Step 4: Change Communication Method
Priority ranking: Fiber optic > Wired network > Change carrier > Optimize wireless solution
If conditions permit, deploy fiber optic directly. Wired networks have no multi-layer NAT timeouts or base station handover issues—their stability is fundamentally different. If the problem disappears after changing communication methods, you can basically confirm it was an architectural defect of the original method.
Practical experience: we ultimately resolved the issue only after switching to fiber optic. No matter how much wireless communication is optimized, its stability cannot match wired connections.
IV. Conclusions
Ping is the minimum viable test and cannot represent business-layer status. ICMP does not check connection registration tables; NAT forwarding requires no state maintenance for ICMP. Next time you encounter a communication fault, capture packets first—don’t ping first.
Packet analysis is the core method for problem localization. Indicator lights can mislead; ping can mislead. But packets record the actual communication behavior that occurred. The breakthrough in this troubleshooting effort came from finding the pattern in Message 50.
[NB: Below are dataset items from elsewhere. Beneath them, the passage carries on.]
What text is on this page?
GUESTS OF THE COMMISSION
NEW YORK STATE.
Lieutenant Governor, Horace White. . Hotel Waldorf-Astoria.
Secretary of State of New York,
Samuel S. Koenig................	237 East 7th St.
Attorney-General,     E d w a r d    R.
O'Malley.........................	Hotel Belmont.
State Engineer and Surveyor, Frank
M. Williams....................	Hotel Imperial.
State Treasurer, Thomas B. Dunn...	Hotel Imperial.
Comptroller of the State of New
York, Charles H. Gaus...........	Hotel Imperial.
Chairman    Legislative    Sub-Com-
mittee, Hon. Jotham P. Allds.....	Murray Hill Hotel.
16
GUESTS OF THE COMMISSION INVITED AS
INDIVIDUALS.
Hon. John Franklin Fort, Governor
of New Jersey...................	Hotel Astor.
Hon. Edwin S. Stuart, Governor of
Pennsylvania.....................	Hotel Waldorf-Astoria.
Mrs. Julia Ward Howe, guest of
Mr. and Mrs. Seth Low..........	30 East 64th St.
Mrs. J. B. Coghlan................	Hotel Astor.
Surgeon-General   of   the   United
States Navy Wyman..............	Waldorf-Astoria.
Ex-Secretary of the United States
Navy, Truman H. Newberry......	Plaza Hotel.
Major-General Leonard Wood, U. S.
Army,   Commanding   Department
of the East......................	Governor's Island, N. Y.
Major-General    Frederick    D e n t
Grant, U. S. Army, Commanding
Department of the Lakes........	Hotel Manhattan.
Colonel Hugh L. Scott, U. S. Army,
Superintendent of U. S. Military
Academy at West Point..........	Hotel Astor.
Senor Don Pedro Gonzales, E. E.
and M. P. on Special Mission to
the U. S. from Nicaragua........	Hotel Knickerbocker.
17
TCP long connections in wireless communication have structural weaknesses. Multi-layer NAT connection registration table timeouts are the primary cause of TCP disconnections in wireless communication scenarios. This is not a problem with any particular device—it is an inherent characteristic of 4G architecture. In scenarios where fiber optic is available, prioritize wired connections. This is not “wireless is bad,” but rather “the complexity of wireless has been underestimated.”